In a legislative season that will be marked by budget cuts, Washington Gov. Gary Locke’s first budget proposal is a request to spend an extra $5.2 million on school safety. The cuts mandated by the passage of tax-slashing Initiative 695 will come later, Locke said in a press conference Dec. 9.
“We must provide schools that are safe and civil environments,” he said. “School safety is a top issue.”
The two-year budget the Legislature passed earlier this fiscal year included $4.5 million for security personnel, enough for 56 schools. But 48 other schools applied for the security money and were turned down due to lack of funds, according to the Office of the Superintendent of Public Instruction.
“Safe schools are a bipartisan issue,” said Rep. Dave Quall, D-Mount Vernon, co-chairman of the House Education Committee. “It’s going to take some money to make this happen.”
The Republican co-chairman on the House Education Committee, Rep. Gigi Talcott, said Locke’s proposal fell short.
“A positive first step,” said Talcott, R-Lakewood, “but again, Gov. Locke fails to target the root of the problem. Placing guards in the hallways does not address the source of school violence.” Talcott advocated character and values education as a better way to make schools safer.

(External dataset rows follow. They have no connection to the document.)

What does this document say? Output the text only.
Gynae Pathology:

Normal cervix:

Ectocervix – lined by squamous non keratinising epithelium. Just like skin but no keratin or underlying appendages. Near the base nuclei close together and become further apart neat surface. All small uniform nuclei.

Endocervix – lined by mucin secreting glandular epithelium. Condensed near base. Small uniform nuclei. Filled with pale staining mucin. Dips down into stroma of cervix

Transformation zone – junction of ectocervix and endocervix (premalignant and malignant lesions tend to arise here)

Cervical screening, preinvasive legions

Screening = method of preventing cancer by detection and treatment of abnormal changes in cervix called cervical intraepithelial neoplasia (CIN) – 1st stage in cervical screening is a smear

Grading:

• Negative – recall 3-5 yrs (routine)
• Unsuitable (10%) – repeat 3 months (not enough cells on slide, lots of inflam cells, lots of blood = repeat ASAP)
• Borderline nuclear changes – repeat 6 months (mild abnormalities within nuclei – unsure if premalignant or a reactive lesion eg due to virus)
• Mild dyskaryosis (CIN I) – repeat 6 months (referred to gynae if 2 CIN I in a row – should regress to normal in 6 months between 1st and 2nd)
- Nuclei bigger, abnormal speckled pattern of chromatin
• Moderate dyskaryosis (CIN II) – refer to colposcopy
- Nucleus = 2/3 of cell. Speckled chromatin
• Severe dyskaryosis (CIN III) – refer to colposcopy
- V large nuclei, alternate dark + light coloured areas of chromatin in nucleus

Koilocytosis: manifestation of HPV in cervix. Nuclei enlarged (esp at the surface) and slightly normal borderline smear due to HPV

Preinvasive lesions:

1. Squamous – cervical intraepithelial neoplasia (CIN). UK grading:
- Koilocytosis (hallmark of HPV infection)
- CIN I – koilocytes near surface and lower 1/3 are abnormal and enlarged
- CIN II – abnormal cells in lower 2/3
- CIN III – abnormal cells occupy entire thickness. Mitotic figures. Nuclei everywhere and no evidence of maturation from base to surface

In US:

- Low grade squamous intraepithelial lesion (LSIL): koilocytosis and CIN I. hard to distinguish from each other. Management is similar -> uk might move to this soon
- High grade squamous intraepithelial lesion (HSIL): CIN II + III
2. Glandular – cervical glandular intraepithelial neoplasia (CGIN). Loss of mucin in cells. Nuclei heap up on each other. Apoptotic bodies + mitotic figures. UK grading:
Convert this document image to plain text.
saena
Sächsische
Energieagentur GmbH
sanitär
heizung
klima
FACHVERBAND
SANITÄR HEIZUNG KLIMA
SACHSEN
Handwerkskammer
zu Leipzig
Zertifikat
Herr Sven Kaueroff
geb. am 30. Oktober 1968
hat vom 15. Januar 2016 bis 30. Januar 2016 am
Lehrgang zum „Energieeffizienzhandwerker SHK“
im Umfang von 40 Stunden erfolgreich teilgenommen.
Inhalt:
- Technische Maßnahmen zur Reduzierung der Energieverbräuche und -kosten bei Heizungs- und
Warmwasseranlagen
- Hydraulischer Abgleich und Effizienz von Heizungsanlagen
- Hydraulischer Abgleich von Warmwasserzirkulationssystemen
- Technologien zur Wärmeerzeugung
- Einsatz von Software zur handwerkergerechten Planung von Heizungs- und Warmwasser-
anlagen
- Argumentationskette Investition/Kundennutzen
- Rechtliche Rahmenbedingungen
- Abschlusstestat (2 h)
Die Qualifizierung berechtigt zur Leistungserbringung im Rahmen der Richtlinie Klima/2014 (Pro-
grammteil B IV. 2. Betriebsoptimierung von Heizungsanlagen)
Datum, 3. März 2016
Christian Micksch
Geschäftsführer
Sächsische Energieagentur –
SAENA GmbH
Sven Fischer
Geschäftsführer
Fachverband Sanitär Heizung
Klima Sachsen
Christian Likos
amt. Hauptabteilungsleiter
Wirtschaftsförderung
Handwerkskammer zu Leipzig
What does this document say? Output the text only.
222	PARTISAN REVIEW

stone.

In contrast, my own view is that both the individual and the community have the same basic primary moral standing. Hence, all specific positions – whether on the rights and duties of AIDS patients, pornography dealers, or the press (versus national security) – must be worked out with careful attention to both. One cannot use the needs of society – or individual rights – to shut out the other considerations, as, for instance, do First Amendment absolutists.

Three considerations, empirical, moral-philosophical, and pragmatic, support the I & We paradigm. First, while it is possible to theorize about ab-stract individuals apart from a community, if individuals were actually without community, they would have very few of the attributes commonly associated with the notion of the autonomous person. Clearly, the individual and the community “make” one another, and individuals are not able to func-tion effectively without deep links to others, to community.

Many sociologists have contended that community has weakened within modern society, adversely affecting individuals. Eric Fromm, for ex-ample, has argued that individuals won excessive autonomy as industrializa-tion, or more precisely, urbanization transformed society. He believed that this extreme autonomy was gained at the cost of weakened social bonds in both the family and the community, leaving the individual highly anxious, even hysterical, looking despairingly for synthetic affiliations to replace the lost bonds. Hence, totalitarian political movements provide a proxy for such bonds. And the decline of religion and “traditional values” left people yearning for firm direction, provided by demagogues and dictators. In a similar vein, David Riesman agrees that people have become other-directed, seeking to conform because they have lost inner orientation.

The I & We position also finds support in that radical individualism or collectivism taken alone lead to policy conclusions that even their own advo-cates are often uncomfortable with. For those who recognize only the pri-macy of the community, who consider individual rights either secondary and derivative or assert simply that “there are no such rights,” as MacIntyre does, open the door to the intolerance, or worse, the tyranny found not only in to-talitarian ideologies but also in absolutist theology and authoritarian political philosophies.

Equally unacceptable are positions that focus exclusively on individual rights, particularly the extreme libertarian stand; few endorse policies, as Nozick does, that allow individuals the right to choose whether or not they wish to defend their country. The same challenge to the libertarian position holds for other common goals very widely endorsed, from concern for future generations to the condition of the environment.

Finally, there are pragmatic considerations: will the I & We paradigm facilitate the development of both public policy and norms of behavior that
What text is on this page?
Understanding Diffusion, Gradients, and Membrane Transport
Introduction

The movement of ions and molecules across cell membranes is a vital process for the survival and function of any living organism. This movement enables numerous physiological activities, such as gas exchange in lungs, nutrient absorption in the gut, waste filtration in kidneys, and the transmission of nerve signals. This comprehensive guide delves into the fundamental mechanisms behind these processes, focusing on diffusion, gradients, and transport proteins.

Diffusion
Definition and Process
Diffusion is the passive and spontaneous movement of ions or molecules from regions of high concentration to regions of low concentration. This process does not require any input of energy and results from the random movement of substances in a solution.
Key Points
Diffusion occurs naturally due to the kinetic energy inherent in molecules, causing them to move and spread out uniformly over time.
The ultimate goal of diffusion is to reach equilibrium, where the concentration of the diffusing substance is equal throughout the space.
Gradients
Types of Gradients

Last winter, the Legislature increased school safety spending by $12 million over two years. In addition to security staff, the budget included money for alternative schools, teacher training, and safety planning.
Locke also said he wants the Legislature to pass a law requiring school districts to adopt written policies against bullying and malicious harassment in schools. Teachers and administrators should be trained to follow those policies, Locke said.
Locke made the budget proposal after hearing from about a dozen Viewlands Elementary School students who serve as “conflict managers.” Locke praised the school’s four-year-old conflict management program, telling the children they were helping to create “a new ethic of kids resolving things peacefully.”